An earlier building in the trench, which dates to about 4000 B.C.E., included large numbers of grinding stones, big ovens, basalt pounders, carefully crafted stone and bone tools, flint and obsidian blades, mother-of-pearl inlay, and clay spindle whorls. A street paved with pottery shards runs along the western side of the complex and to the city's northern gate. Part of the building and its street entrance remain buried under the high tell. The finds show an extraordinary continuity in manufacturing in a single area over a long period of time, Oates adds.
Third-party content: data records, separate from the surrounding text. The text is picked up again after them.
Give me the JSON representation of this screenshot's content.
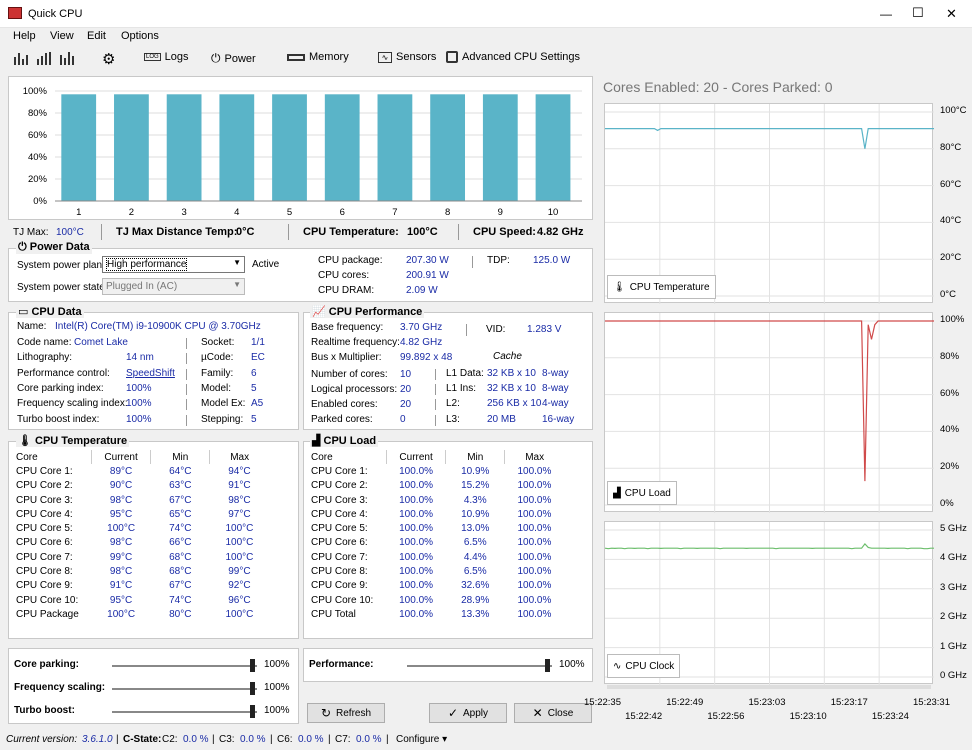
{
  "window": {
    "title": "Quick CPU",
    "min": "—",
    "max": "☐",
    "close": "✕"
  },
  "menu": [
    "Help",
    "View",
    "Edit",
    "Options"
  ],
  "toolbar": {
    "logs": "Logs",
    "power": "Power",
    "memory": "Memory",
    "sensors": "Sensors",
    "advanced": "Advanced CPU Settings"
  },
  "cores_header": "Cores Enabled: 20 - Cores Parked: 0",
  "chart_data": [
    {
      "type": "bar",
      "categories": [
        "1",
        "2",
        "3",
        "4",
        "5",
        "6",
        "7",
        "8",
        "9",
        "10"
      ],
      "values": [
        97,
        97,
        97,
        97,
        97,
        97,
        97,
        97,
        97,
        97
      ],
      "yticks": [
        "100%",
        "80%",
        "60%",
        "40%",
        "20%",
        "0%"
      ],
      "ylim": [
        0,
        100
      ],
      "color": "#5ab4c8"
    },
    {
      "type": "line",
      "title": "CPU Temperature",
      "yticks": [
        "100°C",
        "80°C",
        "60°C",
        "40°C",
        "20°C",
        "0°C"
      ],
      "ylim": [
        0,
        100
      ],
      "color": "#5ab4c8",
      "x": [
        "15:22:35",
        "15:22:49",
        "15:23:03",
        "15:23:17",
        "15:23:31"
      ],
      "values": [
        91,
        91,
        91,
        91,
        91,
        91,
        91,
        91,
        91,
        91,
        91,
        91,
        91,
        91,
        91,
        91,
        90,
        91,
        91,
        91,
        91,
        91,
        91,
        91,
        91,
        91,
        91,
        91,
        91,
        91,
        91,
        91,
        91,
        91,
        91,
        91,
        91,
        91,
        91,
        91,
        91,
        91,
        91,
        91,
        91,
        91,
        91,
        91,
        91,
        91,
        91,
        91,
        91,
        91,
        91,
        91,
        91,
        91,
        91,
        91,
        91,
        91,
        91,
        91,
        91,
        91,
        91,
        91,
        91,
        91,
        91,
        91,
        91,
        91,
        91,
        91,
        91,
        91,
        91,
        80,
        91,
        91,
        91,
        91,
        91,
        91,
        91,
        91,
        91,
        91,
        91,
        91,
        91,
        91,
        91,
        91,
        91,
        91,
        91,
        91,
        91
      ]
    },
    {
      "type": "line",
      "title": "CPU Load",
      "yticks": [
        "100%",
        "80%",
        "60%",
        "40%",
        "20%",
        "0%"
      ],
      "ylim": [
        0,
        100
      ],
      "color": "#d04a4a",
      "values": [
        100,
        100,
        100,
        100,
        100,
        100,
        100,
        100,
        100,
        100,
        100,
        100,
        100,
        100,
        100,
        100,
        100,
        100,
        100,
        100,
        100,
        100,
        100,
        100,
        100,
        100,
        100,
        100,
        100,
        100,
        100,
        100,
        100,
        100,
        100,
        100,
        100,
        100,
        100,
        100,
        100,
        100,
        100,
        100,
        100,
        100,
        100,
        100,
        100,
        100,
        100,
        100,
        100,
        100,
        100,
        100,
        100,
        100,
        100,
        100,
        100,
        100,
        100,
        100,
        100,
        100,
        100,
        100,
        100,
        100,
        100,
        100,
        100,
        100,
        100,
        100,
        100,
        100,
        100,
        13,
        98,
        90,
        98,
        100,
        100,
        100,
        100,
        100,
        100,
        100,
        100,
        100,
        100,
        100,
        100,
        100,
        100,
        100,
        100,
        100,
        100
      ]
    },
    {
      "type": "line",
      "title": "CPU Clock",
      "yticks": [
        "5 GHz",
        "4 GHz",
        "3 GHz",
        "2 GHz",
        "1 GHz",
        "0 GHz"
      ],
      "ylim": [
        0,
        5.5
      ],
      "color": "#6cbe6c",
      "x": [
        "15:22:35",
        "15:22:42",
        "15:22:49",
        "15:22:56",
        "15:23:03",
        "15:23:10",
        "15:23:17",
        "15:23:24",
        "15:23:31"
      ],
      "values": [
        4.82,
        4.8,
        4.82,
        4.81,
        4.82,
        4.82,
        4.8,
        4.82,
        4.82,
        4.81,
        4.82,
        4.82,
        4.82,
        4.8,
        4.82,
        4.82,
        4.82,
        4.81,
        4.82,
        4.82,
        4.82,
        4.82,
        4.82,
        4.8,
        4.82,
        4.82,
        4.82,
        4.82,
        4.81,
        4.82,
        4.82,
        4.82,
        4.82,
        4.82,
        4.82,
        4.8,
        4.82,
        4.82,
        4.82,
        4.82,
        4.82,
        4.82,
        4.82,
        4.81,
        4.82,
        4.82,
        4.82,
        4.82,
        4.82,
        4.82,
        4.82,
        4.82,
        4.8,
        4.82,
        4.82,
        4.82,
        4.82,
        4.82,
        4.82,
        4.82,
        4.82,
        4.82,
        4.82,
        4.81,
        4.82,
        4.82,
        4.82,
        4.82,
        4.82,
        4.82,
        4.82,
        4.82,
        4.82,
        4.82,
        4.82,
        4.8,
        4.82,
        4.82,
        4.82,
        4.98,
        4.85,
        4.82,
        4.82,
        4.82,
        4.82,
        4.82,
        4.81,
        4.82,
        4.82,
        4.82,
        4.82,
        4.82,
        4.8,
        4.82,
        4.82,
        4.82,
        4.82,
        4.8,
        4.8,
        4.82,
        4.82
      ]
    }
  ],
  "summary": {
    "tjmax_label": "TJ Max:",
    "tjmax": "100°C",
    "tjdist_label": "TJ Max Distance Temp:",
    "tjdist": "0°C",
    "cputemp_label": "CPU Temperature:",
    "cputemp": "100°C",
    "cpuspeed_label": "CPU Speed:",
    "cpuspeed": "4.82 GHz"
  },
  "power": {
    "title": "Power Data",
    "plan_label": "System power plan:",
    "plan": "High performance",
    "plan_status": "Active",
    "state_label": "System power state:",
    "state": "Plugged In (AC)",
    "pkg_label": "CPU package:",
    "pkg": "207.30 W",
    "cores_label": "CPU cores:",
    "cores": "200.91 W",
    "dram_label": "CPU DRAM:",
    "dram": "2.09 W",
    "tdp_label": "TDP:",
    "tdp": "125.0 W"
  },
  "cpudata": {
    "title": "CPU Data",
    "name_label": "Name:",
    "name": "Intel(R) Core(TM) i9-10900K CPU @ 3.70GHz",
    "rows": [
      [
        "Code name:",
        "Comet Lake",
        "Socket:",
        "1/1"
      ],
      [
        "Lithography:",
        "14 nm",
        "µCode:",
        "EC"
      ],
      [
        "Performance control:",
        "SpeedShift",
        "Family:",
        "6"
      ],
      [
        "Core parking index:",
        "100%",
        "Model:",
        "5"
      ],
      [
        "Frequency scaling index:",
        "100%",
        "Model Ex:",
        "A5"
      ],
      [
        "Turbo boost index:",
        "100%",
        "Stepping:",
        "5"
      ]
    ]
  },
  "perf": {
    "title": "CPU Performance",
    "rows": [
      [
        "Base frequency:",
        "3.70 GHz"
      ],
      [
        "Realtime frequency:",
        "4.82 GHz"
      ],
      [
        "Bus x Multiplier:",
        "99.892 x 48"
      ],
      [
        "Number of cores:",
        "10"
      ],
      [
        "Logical processors:",
        "20"
      ],
      [
        "Enabled cores:",
        "20"
      ],
      [
        "Parked cores:",
        "0"
      ]
    ],
    "vid_label": "VID:",
    "vid": "1.283 V",
    "cache_label": "Cache",
    "cache": [
      [
        "L1 Data:",
        "32 KB x 10",
        "8-way"
      ],
      [
        "L1 Ins:",
        "32 KB x 10",
        "8-way"
      ],
      [
        "L2:",
        "256 KB x 10",
        "4-way"
      ],
      [
        "L3:",
        "20 MB",
        "16-way"
      ]
    ]
  },
  "temp": {
    "title": "CPU Temperature",
    "headers": [
      "Core",
      "Current",
      "Min",
      "Max"
    ],
    "rows": [
      [
        "CPU Core 1:",
        "89°C",
        "64°C",
        "94°C"
      ],
      [
        "CPU Core 2:",
        "90°C",
        "63°C",
        "91°C"
      ],
      [
        "CPU Core 3:",
        "98°C",
        "67°C",
        "98°C"
      ],
      [
        "CPU Core 4:",
        "95°C",
        "65°C",
        "97°C"
      ],
      [
        "CPU Core 5:",
        "100°C",
        "74°C",
        "100°C"
      ],
      [
        "CPU Core 6:",
        "98°C",
        "66°C",
        "100°C"
      ],
      [
        "CPU Core 7:",
        "99°C",
        "68°C",
        "100°C"
      ],
      [
        "CPU Core 8:",
        "98°C",
        "68°C",
        "99°C"
      ],
      [
        "CPU Core 9:",
        "91°C",
        "67°C",
        "92°C"
      ],
      [
        "CPU Core 10:",
        "95°C",
        "74°C",
        "96°C"
      ],
      [
        "CPU Package",
        "100°C",
        "80°C",
        "100°C"
      ]
    ]
  },
  "load": {
    "title": "CPU Load",
    "headers": [
      "Core",
      "Current",
      "Min",
      "Max"
    ],
    "rows": [
      [
        "CPU Core 1:",
        "100.0%",
        "10.9%",
        "100.0%"
      ],
      [
        "CPU Core 2:",
        "100.0%",
        "15.2%",
        "100.0%"
      ],
      [
        "CPU Core 3:",
        "100.0%",
        "4.3%",
        "100.0%"
      ],
      [
        "CPU Core 4:",
        "100.0%",
        "10.9%",
        "100.0%"
      ],
      [
        "CPU Core 5:",
        "100.0%",
        "13.0%",
        "100.0%"
      ],
      [
        "CPU Core 6:",
        "100.0%",
        "6.5%",
        "100.0%"
      ],
      [
        "CPU Core 7:",
        "100.0%",
        "4.4%",
        "100.0%"
      ],
      [
        "CPU Core 8:",
        "100.0%",
        "6.5%",
        "100.0%"
      ],
      [
        "CPU Core 9:",
        "100.0%",
        "32.6%",
        "100.0%"
      ],
      [
        "CPU Core 10:",
        "100.0%",
        "28.9%",
        "100.0%"
      ],
      [
        "CPU Total",
        "100.0%",
        "13.3%",
        "100.0%"
      ]
    ]
  },
  "sliders": {
    "parking_label": "Core parking:",
    "parking": "100%",
    "freq_label": "Frequency scaling:",
    "freq": "100%",
    "turbo_label": "Turbo boost:",
    "turbo": "100%",
    "perf_label": "Performance:",
    "perf": "100%"
  },
  "buttons": {
    "refresh": "Refresh",
    "apply": "Apply",
    "close": "Close"
  },
  "status": {
    "version_label": "Current version:",
    "version": "3.6.1.0",
    "cstate_label": "C-State:",
    "c2_label": "C2:",
    "c2": "0.0 %",
    "c3_label": "C3:",
    "c3": "0.0 %",
    "c6_label": "C6:",
    "c6": "0.0 %",
    "c7_label": "C7:",
    "c7": "0.0 %",
    "configure": "Configure ▾"
  }
}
Brak's activity was not confined to the main tell. A close examination of the surrounding area reveals settlement in the period of 4200 to 3900 B.C.E. extending over an astonishing 55 hectares, an order of magnitude larger than other settlements of the time. During the first half of the 4th millennium B.C.E., Brak had more than doubled in size and its population density also increased. Only one city in southern Mesopotamia—Uruk—was likely larger in this era. And unlike Uruk, which was densely populated primarily in the center, early Brak appears to have featured various clusters of neighborhoods separated by open space. This more dispersed pattern, says Harvard University archaeologist Jason Ur in his report this week in Science (p. 1188), could show the existence of a less hierarchical social system than among the southerners.
The triple series of finds at the Brak dig, which is sponsored by the British School of Archaeology in Iraq, the British Academy, and Cambridge University's McDonald Institute for Archaeological Research, has drawn the rapt attention of other scholars. “It's absolutely unique and fantastic,” says Algaze. “It is now clear that northern Mesopotamia is not the backwater people used to believe,” adds Schwartz. With war in Iraq preventing exploration of the alluvial soil of the south, researchers are content to keep looking north for data on how the first urban centers coalesced.